Cette grève a de vastes conséquences sur le vécu quotidien des Kinois et Kinoises, contraints de parcourir de longues distances à pied pour rejoindre leurs lieux respectifs d’activités. Ce jour dans plusieurs coins de la ville, sortir et trouver un bus pour atteindre sa destination constitue un véritable parcours du combattant.
"J’ai fait les pieds de BKTF jusqu'à Debonhome pour avoir le transport. De là, j'ai pris le bus de Isam qui généralement coûte à 1000 FC mais aujourd'hui j'ai payé 2000 FC et à partir de Isam, il n'y avait pas des bus et j'ai pris la moto à un coût élevé pour arriver à un mon lieu de travail, nombreux font encore les pieds", a témoigné à ACTUALITE.CD une habitante de Tshangu travaillant à Gombe.
Même son de cloche du côté d’un enseignant en provenance de Mont-Ngafula. Il dit avoir éprouvé des difficultés pour arriver à son lieu de travail, dans une école de la commune de Barumbu.
"Aujourd'hui pour avoir le transport c’est tout un problème, heureusement que j'étais informé de l'alerte depuis hier soir et je suis sorti de chez moi un peu très tôt et derrière moi la situation s'est empiré encore davantage, plusieurs personnes font les pieds pour venir de ce côté du centre ville", a-t-il dit.

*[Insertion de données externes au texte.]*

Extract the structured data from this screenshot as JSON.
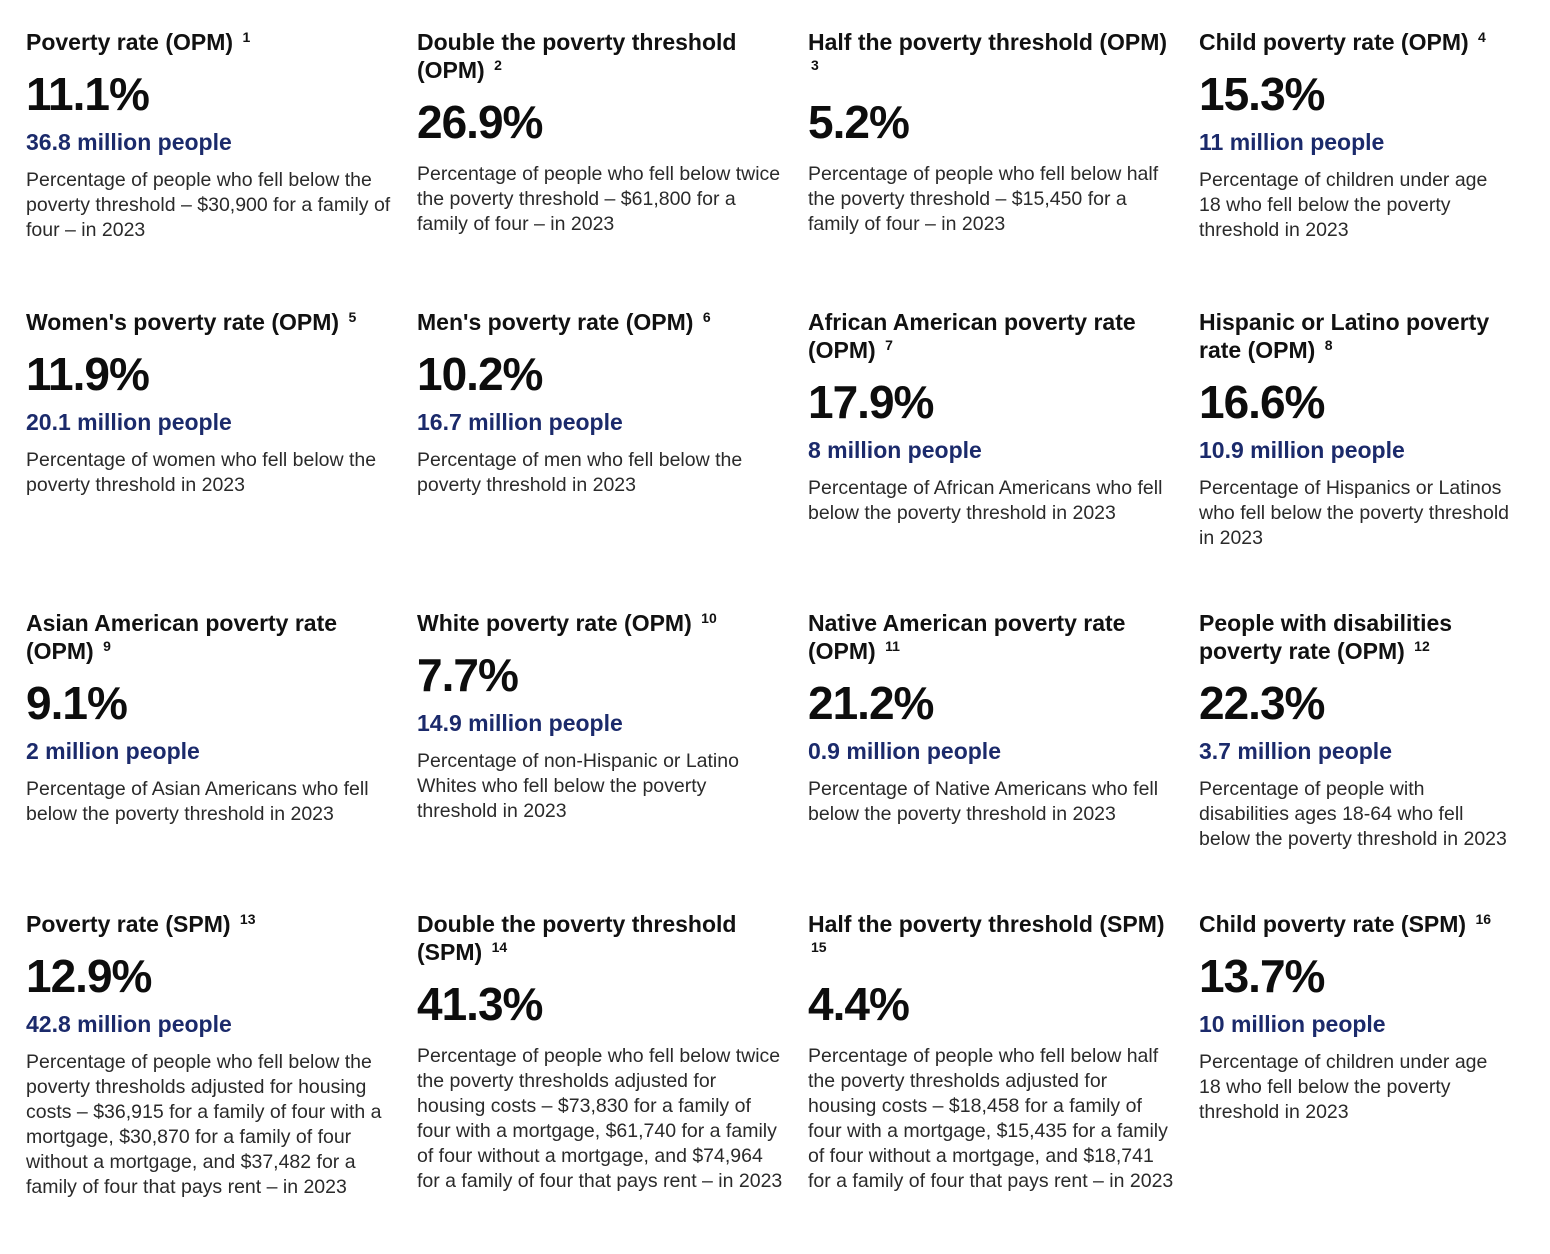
{
  "colors": {
    "people_text": "#1b2a6b",
    "rate_text": "#0d0d0d",
    "body_text": "#2a2a2a"
  },
  "cards": [
    {
      "title": "Poverty rate (OPM)",
      "footnote": "1",
      "rate": "11.1%",
      "people": "36.8 million people",
      "description": "Percentage of people who fell below the poverty threshold – $30,900 for a family of four – in 2023"
    },
    {
      "title": "Double the poverty threshold (OPM)",
      "footnote": "2",
      "rate": "26.9%",
      "people": "",
      "description": "Percentage of people who fell below twice the poverty threshold – $61,800 for a family of four – in 2023"
    },
    {
      "title": "Half the poverty threshold (OPM)",
      "footnote": "3",
      "rate": "5.2%",
      "people": "",
      "description": "Percentage of people who fell below half the poverty threshold – $15,450 for a family of four – in 2023"
    },
    {
      "title": "Child poverty rate (OPM)",
      "footnote": "4",
      "rate": "15.3%",
      "people": "11 million people",
      "description": "Percentage of children under age 18 who fell below the poverty threshold in 2023"
    },
    {
      "title": "Women's poverty rate (OPM)",
      "footnote": "5",
      "rate": "11.9%",
      "people": "20.1 million people",
      "description": "Percentage of women who fell below the poverty threshold in 2023"
    },
    {
      "title": "Men's poverty rate (OPM)",
      "footnote": "6",
      "rate": "10.2%",
      "people": "16.7 million people",
      "description": "Percentage of men who fell below the poverty threshold in 2023"
    },
    {
      "title": "African American poverty rate (OPM)",
      "footnote": "7",
      "rate": "17.9%",
      "people": "8 million people",
      "description": "Percentage of African Americans who fell below the poverty threshold in 2023"
    },
    {
      "title": "Hispanic or Latino poverty rate (OPM)",
      "footnote": "8",
      "rate": "16.6%",
      "people": "10.9 million people",
      "description": "Percentage of Hispanics or Latinos who fell below the poverty threshold in 2023"
    },
    {
      "title": "Asian American poverty rate (OPM)",
      "footnote": "9",
      "rate": "9.1%",
      "people": "2 million people",
      "description": "Percentage of Asian Americans who fell below the poverty threshold in 2023"
    },
    {
      "title": "White poverty rate (OPM)",
      "footnote": "10",
      "rate": "7.7%",
      "people": "14.9 million people",
      "description": "Percentage of non-Hispanic or Latino Whites who fell below the poverty threshold in 2023"
    },
    {
      "title": "Native American poverty rate (OPM)",
      "footnote": "11",
      "rate": "21.2%",
      "people": "0.9 million people",
      "description": "Percentage of Native Americans who fell below the poverty threshold in 2023"
    },
    {
      "title": "People with disabilities poverty rate (OPM)",
      "footnote": "12",
      "rate": "22.3%",
      "people": "3.7 million people",
      "description": "Percentage of people with disabilities ages 18-64 who fell below the poverty threshold in 2023"
    },
    {
      "title": "Poverty rate (SPM)",
      "footnote": "13",
      "rate": "12.9%",
      "people": "42.8 million people",
      "description": "Percentage of people who fell below the poverty thresholds adjusted for housing costs – $36,915 for a family of four with a mortgage, $30,870 for a family of four without a mortgage, and $37,482 for a family of four that pays rent – in 2023"
    },
    {
      "title": "Double the poverty threshold (SPM)",
      "footnote": "14",
      "rate": "41.3%",
      "people": "",
      "description": "Percentage of people who fell below twice the poverty thresholds adjusted for housing costs – $73,830 for a family of four with a mortgage, $61,740 for a family of four without a mortgage, and $74,964 for a family of four that pays rent – in 2023"
    },
    {
      "title": "Half the poverty threshold (SPM)",
      "footnote": "15",
      "rate": "4.4%",
      "people": "",
      "description": "Percentage of people who fell below half the poverty thresholds adjusted for housing costs – $18,458 for a family of four with a mortgage, $15,435 for a family of four without a mortgage, and $18,741 for a family of four that pays rent – in 2023"
    },
    {
      "title": "Child poverty rate (SPM)",
      "footnote": "16",
      "rate": "13.7%",
      "people": "10 million people",
      "description": "Percentage of children under age 18 who fell below the poverty threshold in 2023"
    }
  ]
}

Joint par ACTUALITE.CD, Baby Mbiye Albert, vice-président de l’Association des chauffeurs du Congo (ACCO), section de Kinshasa, évoque des tracasseries administratives de la part des services de la ville ainsi que la non-prise en compte d’une série de recommandations, notamment en ce qui concerne le permis de conduire et le document de contrôle technique.

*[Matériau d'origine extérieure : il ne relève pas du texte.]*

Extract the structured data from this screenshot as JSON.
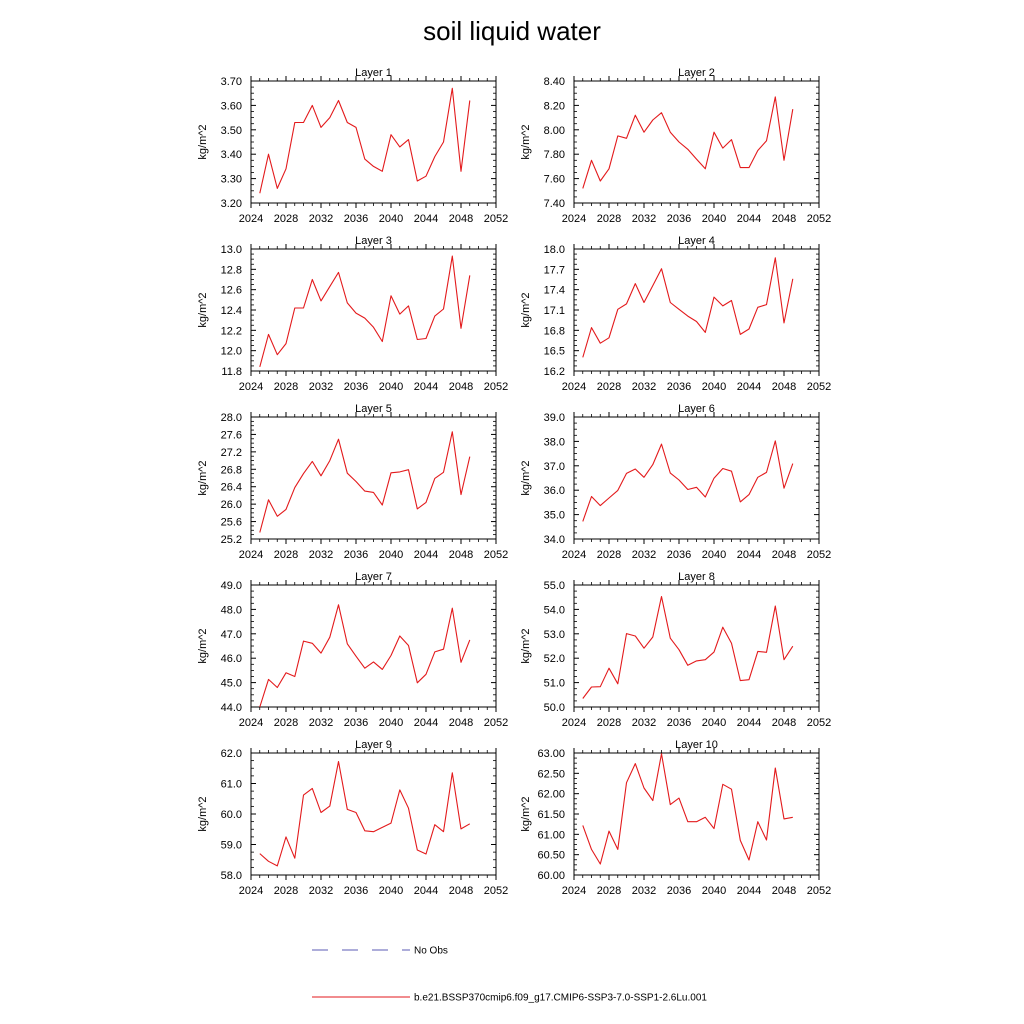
{
  "title": "soil liquid water",
  "colors": {
    "model": "#e31a1c",
    "obs": "#5b5bb5",
    "axis": "#000000"
  },
  "legend": [
    {
      "label": "No Obs",
      "style": "dashed",
      "color": "#5b5bb5"
    },
    {
      "label": "b.e21.BSSP370cmip6.f09_g17.CMIP6-SSP3-7.0-SSP1-2.6Lu.001",
      "style": "solid",
      "color": "#e31a1c"
    }
  ],
  "chart_data": [
    {
      "type": "line",
      "title": "Layer 1",
      "ylabel": "kg/m^2",
      "xlim": [
        2024,
        2052
      ],
      "xticks": [
        2024,
        2028,
        2032,
        2036,
        2040,
        2044,
        2048,
        2052
      ],
      "ylim": [
        3.2,
        3.7
      ],
      "yticks": [
        "3.20",
        "3.30",
        "3.40",
        "3.50",
        "3.60",
        "3.70"
      ],
      "x": [
        2025,
        2026,
        2027,
        2028,
        2029,
        2030,
        2031,
        2032,
        2033,
        2034,
        2035,
        2036,
        2037,
        2038,
        2039,
        2040,
        2041,
        2042,
        2043,
        2044,
        2045,
        2046,
        2047,
        2048,
        2049
      ],
      "values": [
        3.24,
        3.4,
        3.26,
        3.34,
        3.53,
        3.53,
        3.6,
        3.51,
        3.55,
        3.62,
        3.53,
        3.51,
        3.38,
        3.35,
        3.33,
        3.48,
        3.43,
        3.46,
        3.29,
        3.31,
        3.39,
        3.45,
        3.67,
        3.33,
        3.62
      ]
    },
    {
      "type": "line",
      "title": "Layer 2",
      "ylabel": "kg/m^2",
      "xlim": [
        2024,
        2052
      ],
      "xticks": [
        2024,
        2028,
        2032,
        2036,
        2040,
        2044,
        2048,
        2052
      ],
      "ylim": [
        7.4,
        8.4
      ],
      "yticks": [
        "7.40",
        "7.60",
        "7.80",
        "8.00",
        "8.20",
        "8.40"
      ],
      "x": [
        2025,
        2026,
        2027,
        2028,
        2029,
        2030,
        2031,
        2032,
        2033,
        2034,
        2035,
        2036,
        2037,
        2038,
        2039,
        2040,
        2041,
        2042,
        2043,
        2044,
        2045,
        2046,
        2047,
        2048,
        2049
      ],
      "values": [
        7.52,
        7.75,
        7.58,
        7.68,
        7.95,
        7.93,
        8.12,
        7.98,
        8.08,
        8.14,
        7.98,
        7.9,
        7.84,
        7.76,
        7.68,
        7.98,
        7.85,
        7.92,
        7.69,
        7.69,
        7.83,
        7.91,
        8.27,
        7.75,
        8.17
      ]
    },
    {
      "type": "line",
      "title": "Layer 3",
      "ylabel": "kg/m^2",
      "xlim": [
        2024,
        2052
      ],
      "xticks": [
        2024,
        2028,
        2032,
        2036,
        2040,
        2044,
        2048,
        2052
      ],
      "ylim": [
        11.8,
        13.0
      ],
      "yticks": [
        "11.8",
        "12.0",
        "12.2",
        "12.4",
        "12.6",
        "12.8",
        "13.0"
      ],
      "x": [
        2025,
        2026,
        2027,
        2028,
        2029,
        2030,
        2031,
        2032,
        2033,
        2034,
        2035,
        2036,
        2037,
        2038,
        2039,
        2040,
        2041,
        2042,
        2043,
        2044,
        2045,
        2046,
        2047,
        2048,
        2049
      ],
      "values": [
        11.84,
        12.16,
        11.96,
        12.07,
        12.42,
        12.42,
        12.7,
        12.49,
        12.63,
        12.77,
        12.47,
        12.37,
        12.32,
        12.23,
        12.09,
        12.54,
        12.36,
        12.44,
        12.11,
        12.12,
        12.34,
        12.41,
        12.93,
        12.22,
        12.74
      ]
    },
    {
      "type": "line",
      "title": "Layer 4",
      "ylabel": "kg/m^2",
      "xlim": [
        2024,
        2052
      ],
      "xticks": [
        2024,
        2028,
        2032,
        2036,
        2040,
        2044,
        2048,
        2052
      ],
      "ylim": [
        16.2,
        18.0
      ],
      "yticks": [
        "16.2",
        "16.5",
        "16.8",
        "17.1",
        "17.4",
        "17.7",
        "18.0"
      ],
      "x": [
        2025,
        2026,
        2027,
        2028,
        2029,
        2030,
        2031,
        2032,
        2033,
        2034,
        2035,
        2036,
        2037,
        2038,
        2039,
        2040,
        2041,
        2042,
        2043,
        2044,
        2045,
        2046,
        2047,
        2048,
        2049
      ],
      "values": [
        16.4,
        16.84,
        16.61,
        16.69,
        17.11,
        17.19,
        17.49,
        17.21,
        17.46,
        17.71,
        17.21,
        17.11,
        17.01,
        16.93,
        16.77,
        17.29,
        17.16,
        17.24,
        16.74,
        16.82,
        17.14,
        17.18,
        17.87,
        16.91,
        17.56
      ]
    },
    {
      "type": "line",
      "title": "Layer 5",
      "ylabel": "kg/m^2",
      "xlim": [
        2024,
        2052
      ],
      "xticks": [
        2024,
        2028,
        2032,
        2036,
        2040,
        2044,
        2048,
        2052
      ],
      "ylim": [
        25.2,
        28.0
      ],
      "yticks": [
        "25.2",
        "25.6",
        "26.0",
        "26.4",
        "26.8",
        "27.2",
        "27.6",
        "28.0"
      ],
      "x": [
        2025,
        2026,
        2027,
        2028,
        2029,
        2030,
        2031,
        2032,
        2033,
        2034,
        2035,
        2036,
        2037,
        2038,
        2039,
        2040,
        2041,
        2042,
        2043,
        2044,
        2045,
        2046,
        2047,
        2048,
        2049
      ],
      "values": [
        25.35,
        26.1,
        25.72,
        25.88,
        26.38,
        26.7,
        26.98,
        26.65,
        27.0,
        27.49,
        26.71,
        26.52,
        26.3,
        26.27,
        25.98,
        26.72,
        26.74,
        26.79,
        25.89,
        26.04,
        26.59,
        26.73,
        27.66,
        26.22,
        27.09
      ]
    },
    {
      "type": "line",
      "title": "Layer 6",
      "ylabel": "kg/m^2",
      "xlim": [
        2024,
        2052
      ],
      "xticks": [
        2024,
        2028,
        2032,
        2036,
        2040,
        2044,
        2048,
        2052
      ],
      "ylim": [
        34.0,
        39.0
      ],
      "yticks": [
        "34.0",
        "35.0",
        "36.0",
        "37.0",
        "38.0",
        "39.0"
      ],
      "x": [
        2025,
        2026,
        2027,
        2028,
        2029,
        2030,
        2031,
        2032,
        2033,
        2034,
        2035,
        2036,
        2037,
        2038,
        2039,
        2040,
        2041,
        2042,
        2043,
        2044,
        2045,
        2046,
        2047,
        2048,
        2049
      ],
      "values": [
        34.72,
        35.74,
        35.37,
        35.68,
        35.99,
        36.69,
        36.87,
        36.53,
        37.05,
        37.89,
        36.7,
        36.42,
        36.03,
        36.12,
        35.72,
        36.49,
        36.89,
        36.78,
        35.52,
        35.82,
        36.53,
        36.73,
        38.02,
        36.08,
        37.09
      ]
    },
    {
      "type": "line",
      "title": "Layer 7",
      "ylabel": "kg/m^2",
      "xlim": [
        2024,
        2052
      ],
      "xticks": [
        2024,
        2028,
        2032,
        2036,
        2040,
        2044,
        2048,
        2052
      ],
      "ylim": [
        44.0,
        49.0
      ],
      "yticks": [
        "44.0",
        "45.0",
        "46.0",
        "47.0",
        "48.0",
        "49.0"
      ],
      "x": [
        2025,
        2026,
        2027,
        2028,
        2029,
        2030,
        2031,
        2032,
        2033,
        2034,
        2035,
        2036,
        2037,
        2038,
        2039,
        2040,
        2041,
        2042,
        2043,
        2044,
        2045,
        2046,
        2047,
        2048,
        2049
      ],
      "values": [
        44.0,
        45.13,
        44.8,
        45.4,
        45.25,
        46.7,
        46.61,
        46.21,
        46.86,
        48.19,
        46.59,
        46.08,
        45.59,
        45.85,
        45.54,
        46.11,
        46.91,
        46.52,
        44.99,
        45.34,
        46.26,
        46.37,
        48.05,
        45.83,
        46.75
      ]
    },
    {
      "type": "line",
      "title": "Layer 8",
      "ylabel": "kg/m^2",
      "xlim": [
        2024,
        2052
      ],
      "xticks": [
        2024,
        2028,
        2032,
        2036,
        2040,
        2044,
        2048,
        2052
      ],
      "ylim": [
        50.0,
        55.0
      ],
      "yticks": [
        "50.0",
        "51.0",
        "52.0",
        "53.0",
        "54.0",
        "55.0"
      ],
      "x": [
        2025,
        2026,
        2027,
        2028,
        2029,
        2030,
        2031,
        2032,
        2033,
        2034,
        2035,
        2036,
        2037,
        2038,
        2039,
        2040,
        2041,
        2042,
        2043,
        2044,
        2045,
        2046,
        2047,
        2048,
        2049
      ],
      "values": [
        50.35,
        50.82,
        50.83,
        51.59,
        50.95,
        53.01,
        52.91,
        52.41,
        52.87,
        54.53,
        52.82,
        52.35,
        51.71,
        51.89,
        51.94,
        52.25,
        53.27,
        52.61,
        51.08,
        51.12,
        52.28,
        52.24,
        54.14,
        51.94,
        52.49
      ]
    },
    {
      "type": "line",
      "title": "Layer 9",
      "ylabel": "kg/m^2",
      "xlim": [
        2024,
        2052
      ],
      "xticks": [
        2024,
        2028,
        2032,
        2036,
        2040,
        2044,
        2048,
        2052
      ],
      "ylim": [
        58.0,
        62.0
      ],
      "yticks": [
        "58.0",
        "59.0",
        "60.0",
        "61.0",
        "62.0"
      ],
      "x": [
        2025,
        2026,
        2027,
        2028,
        2029,
        2030,
        2031,
        2032,
        2033,
        2034,
        2035,
        2036,
        2037,
        2038,
        2039,
        2040,
        2041,
        2042,
        2043,
        2044,
        2045,
        2046,
        2047,
        2048,
        2049
      ],
      "values": [
        58.7,
        58.45,
        58.3,
        59.25,
        58.55,
        60.62,
        60.84,
        60.05,
        60.26,
        61.72,
        60.15,
        60.05,
        59.45,
        59.42,
        59.56,
        59.7,
        60.79,
        60.19,
        58.82,
        58.69,
        59.65,
        59.42,
        61.35,
        59.51,
        59.68
      ]
    },
    {
      "type": "line",
      "title": "Layer 10",
      "ylabel": "kg/m^2",
      "xlim": [
        2024,
        2052
      ],
      "xticks": [
        2024,
        2028,
        2032,
        2036,
        2040,
        2044,
        2048,
        2052
      ],
      "ylim": [
        60.0,
        63.0
      ],
      "yticks": [
        "60.00",
        "60.50",
        "61.00",
        "61.50",
        "62.00",
        "62.50",
        "63.00"
      ],
      "x": [
        2025,
        2026,
        2027,
        2028,
        2029,
        2030,
        2031,
        2032,
        2033,
        2034,
        2035,
        2036,
        2037,
        2038,
        2039,
        2040,
        2041,
        2042,
        2043,
        2044,
        2045,
        2046,
        2047,
        2048,
        2049
      ],
      "values": [
        61.22,
        60.63,
        60.27,
        61.08,
        60.63,
        62.27,
        62.74,
        62.14,
        61.83,
        62.98,
        61.73,
        61.89,
        61.31,
        61.31,
        61.42,
        61.14,
        62.23,
        62.11,
        60.85,
        60.37,
        61.31,
        60.86,
        62.63,
        61.38,
        61.42
      ]
    }
  ]
}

"Sur le contrôle technique, on avait demandé une dérogation, nous sommes allés jusqu'au mois de janvier pour que les responsables des véhicules s'acquittent du devoir civique. Après l'expiration, il y a une nouvelle demande de dérogation mais ils ont fait ce qu'ils ont fait. Il y a aussi le problème de permis de conduire qui continue et nous avons demandé à ce qu'on nous ouvre encore certains points ou des sites pour délivrer le permis de conduire, ça n'a pas été fait et à l'heure d'aujourd'hui les chauffeurs se plaignent de cette situation", a-t-il fait savoir.
Autre préoccupation des chauffeurs : la présence des FARDC impliquées dans la régulation de la circulation routière. Selon lui, ces éléments commettent plusieurs abus sur le terrain.

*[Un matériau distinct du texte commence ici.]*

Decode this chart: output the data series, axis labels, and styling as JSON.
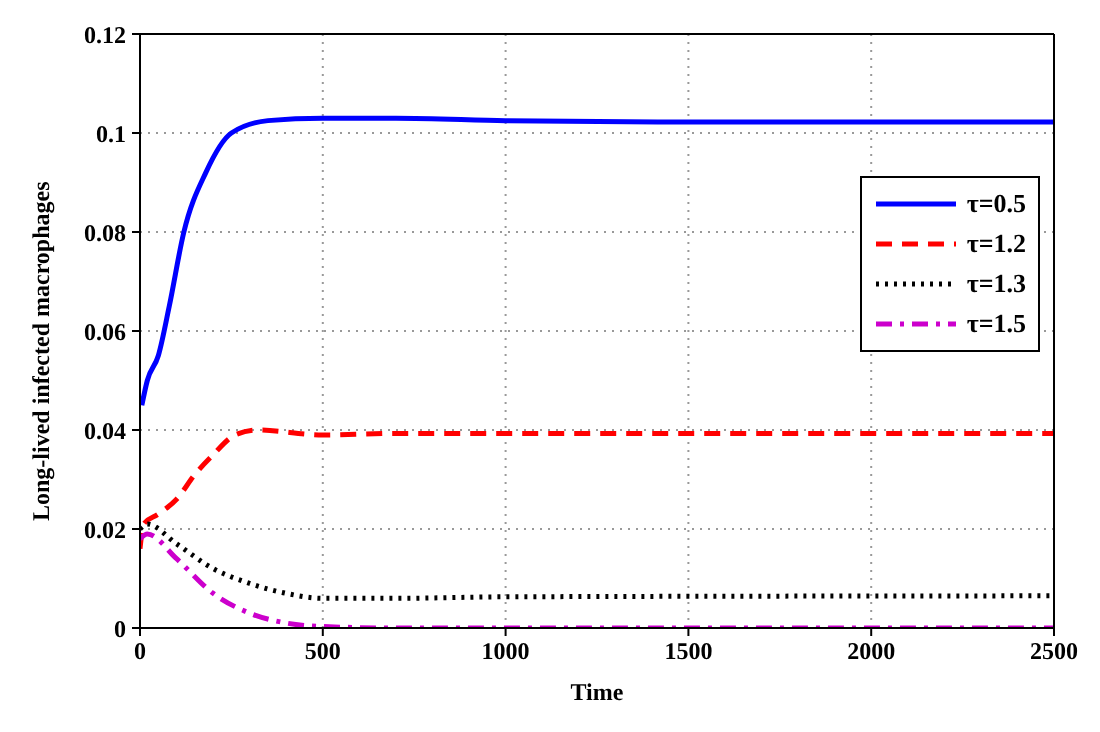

"Il y a aussi la présence des militaires FARDC sur la voie routière, ils ne sont pas reconnus dans la réglementation routière et ils commettent des abus… il y a même certains militaires qui ont tiré sur un 207 en cassant le pare-brise, c'est ce qui fait que les chauffeurs se plaignent aujourd'hui avec l'implication des FARDC en train de réglementer la voie routière", a-t-il ajouté tout en reconnaissant l'un des griefs reprochés aux chauffeurs la hausse de la tarification de prix de transport.
Toutefois, Baby Mbiye Albert, vice-président de l’ACCO/ville de Kinshasa, précise que son organisation, tout en reconnaissant l’existence de ces différentes tracasseries, n’est pas impliquée dans la grève de ce jour. Il a également fustigé la prolifération de différentes organisations syndicales dans ce secteur qui, selon lui, sèment le désordre dans le fonctionnement du secteur.
Depuis quelques mois, la ville de Kinshasa a lancé une vaste opération de contrôle des documents de bord auprès des conducteurs. Il s’agit notamment des documents liés au contrôle technique, la vignette, l’assurance et le permis de conduire. Sans ces documents, il est interdit de circuler dans la ville de Kinshasa. Pour y parvenir, la ville de Kinshasa a mis en place une brigade sur le terrain chargée du contrôle.